Que España es un reino nadie lo pone en duda. Como que es un hecho incuestionable que las embestidas ferales de esta crisis la está convirtiendo en un reino de claudicados, rendidos sin remisión ante la puesta al descubierto de las imperfecciones del sistema que nos gobierna. Cada vez parecemos más una manada inmensa de borregos asustados pastando en un remanso del limbo de la nada.
Aquí ha pasado al plano de la normalidad absoluta el que se empleen miles de millones de euros para salvar a la misma banca que nos ha llevado a la ruina más desastrosa, mientras el paro se dispara a los cinco millones de personas y el número de familias sin ningún miembro ocupado alcanza los 1,5 millones, de las que casi 600.000 no cuentan con ingreso alguno.
Mientras tanto, quienes están encargados de encontrar soluciones a estos problemas andan a lo suyo, a distraernos con un montón de acusaciones mutuas que rozan la gilipollez y a utilizar para sus campañas de marketing político los derechos más sagrados de los ciudadanos con una frivolidad que traspasa el insulto a la inteligencia.
Su única preocupación es consolidarse en un poder inexistente, que sólo se traduce en una serie de privilegios exclusivos de los que se niegan a desprenderse y en aparentar una estrategia de mediación política caduca y que nunca responde a los intereses de quienes representan. Jamás la política había alcanzado cotas tan altas de arte dramático.

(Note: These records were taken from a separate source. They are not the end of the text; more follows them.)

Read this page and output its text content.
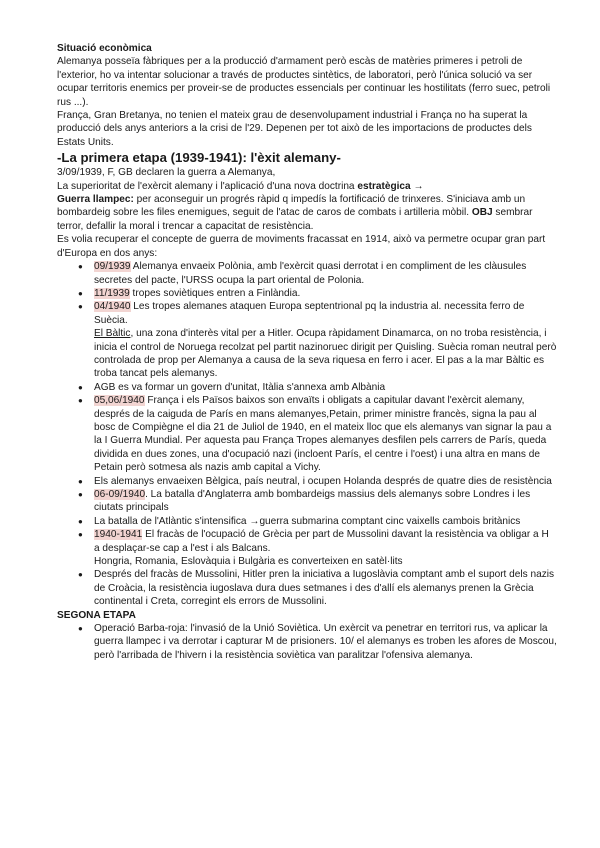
Situació econòmica

Alemanya posseïa fàbriques per a la producció d'armament però escàs de matèries primeres i petroli de l'exterior, ho va intentar solucionar a través de productes sintètics, de laboratori, però l'única solució va ser ocupar territoris enemics per proveir-se de productes essencials per continuar les hostilitats (ferro suec, petroli rus ...).

França, Gran Bretanya, no tenien el mateix grau de desenvolupament industrial i França no ha superat la producció dels anys anteriors a la crisi de l'29. Depenen per tot això de les importacions de productes dels Estats Units.

-La primera etapa (1939-1941): l'èxit alemany-

3/09/1939, F, GB declaren la guerra a Alemanya,

La superioritat de l'exèrcit alemany i l'aplicació d'una nova doctrina estratègica →

Guerra llampec: per aconseguir un progrés ràpid q impedís la fortificació de trinxeres. S'iniciava amb un bombardeig sobre les files enemigues, seguit de l'atac de caros de combats i artilleria mòbil. OBJ sembrar terror, defallir la moral i trencar a capacitat de resistència.

Es volia recuperar el concepte de guerra de moviments fracassat en 1914, això va permetre ocupar gran part d'Europa en dos anys:

● 09/1939 Alemanya envaeix Polònia, amb l'exèrcit quasi derrotat i en compliment de les clàusules secretes del pacte, l'URSS ocupa la part oriental de Polonia.
● 11/1939 tropes soviètiques entren a Finlàndia.
● 04/1940 Les tropes alemanes ataquen Europa septentrional pq la industria al. necessita ferro de Suècia.
El Bàltic, una zona d'interès vital per a Hitler. Ocupa ràpidament Dinamarca, on no troba resistència, i inicia el control de Noruega recolzat pel partit nazinoruec dirigit per Quisling. Suècia roman neutral però controlada de prop per Alemanya a causa de la seva riquesa en ferro i acer. El pas a la mar Bàltic es troba tancat pels alemanys.
● AGB es va formar un govern d'unitat, Itàlia s'annexa amb Albània
● 05,06/1940 França i els Països baixos son envaïts i obligats a capitular davant l'exèrcit alemany, després de la caiguda de París en mans alemanyes,Petain, primer ministre francès, signa la pau al bosc de Compiègne el dia 21 de Juliol de 1940, en el mateix lloc que els alemanys van signar la pau a la I Guerra Mundial. Per aquesta pau França Tropes alemanyes desfilen pels carrers de París, queda dividida en dues zones, una d'ocupació nazi (incloent París, el centre i l'oest) i una altra en mans de Petain però sotmesa als nazis amb capital a Vichy.
● Els alemanys envaeixen Bèlgica, país neutral, i ocupen Holanda després de quatre dies de resistència
● 06-09/1940. La batalla d'Anglaterra amb bombardeigs massius dels alemanys sobre Londres i les ciutats principals
● La batalla de l'Atlàntic s'intensifica →guerra submarina comptant cinc vaixells cambois britànics
● 1940-1941 El fracàs de l'ocupació de Grècia per part de Mussolini davant la resistència va obligar a H a desplaçar-se cap a l'est i als Balcans.
Hongria, Romania, Eslovàquia i Bulgària es converteixen en satèl·lits
● Després del fracàs de Mussolini, Hitler pren la iniciativa a Iugoslàvia comptant amb el suport dels nazis de Croàcia, la resistència iugoslava dura dues setmanes i des d'allí els alemanys prenen la Grècia continental i Creta, corregint els errors de Mussolini.

SEGONA ETAPA

● Operació Barba-roja: l'invasió de la Unió Soviètica. Un exèrcit va penetrar en territori rus, va aplicar la guerra llampec i va derrotar i capturar M de prisioners. 10/ el alemanys es troben les afores de Moscou, però l'arribada de l'hivern i la resistència soviètica van paralitzar l'ofensiva alemanya.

Incluso los sindicatos, otrora últimos guardianes de la defensa de los intereses de los ciudadanos, languidecen adocenados y serviles mientras nos despojan de los derechos duramente conquistados durante siglos de lucha. Cada vez les cuesta más encontrar un motivo para convocar una huelga general e influir en el rumbo sin esperanza que está tomando la política.
El país se va al carajo y sólo una pretendida revolución convocada desde los teclados y a lomos de ratón se ha convertido en el único signo visible de que aún conserva algún atisbo de vida interna. Pero las cosas rara vez se cambian desde el otro lado de la pantalla. No existen las revoluciones virtuales y si existen tienen poca capacidad para transformar la realidad.
La inmensa mayoría de la población está en actitud pasiva, mirando al de al lado, servil ante el chaparrón de injusticias que están cayendo desde el cielo del más allá financiero. Como quien oye llover. Y ante tanta pasividad, el sistema lanza las amarras para perpetuarse, para que los status quo no cambien, aunque en ello se vaya por la borda la existencia de millones de personas.
Cualquier observador que quiera contar no lo que quisiera ver en realidad, sino lo que ocurre, afirmaría sin dudarlo que nos han ganado el partido sin bajarse del autobús y que nos limitamos a observar resignados cómo entran los goles uno tras otro por nuestra escuadra. Inverosímil, pero del todo cierto.
Si esa indignación que se ha convertido en la única esperanza de un pueblo vencido y derrotado quiere cambiar de verdad las cosas, tendrá que tener un fiel reflejo en las urnas y en la calle. Las manifestaciones esporádicas, como en su día las acampadas, sirven para dar visibilidad, para fortalecer el sentimiento de pertenencia al grupo y para que los de siempre se inventen guiños trapaceros que son como el chocolate del loro.
Porque si el resultado de tales acciones es el fortalecimiento del sistema que se pretende supuestamente mejorar, con todas sus injusticias y desigualdades a cuestas, entonces será mejor plantearse que hay que dar pasos adelante y buscar fórmulas eficaces para impedirlo. Si no, es mejor ahorrarnos las energías para soportar estoicamente la que está cayendo.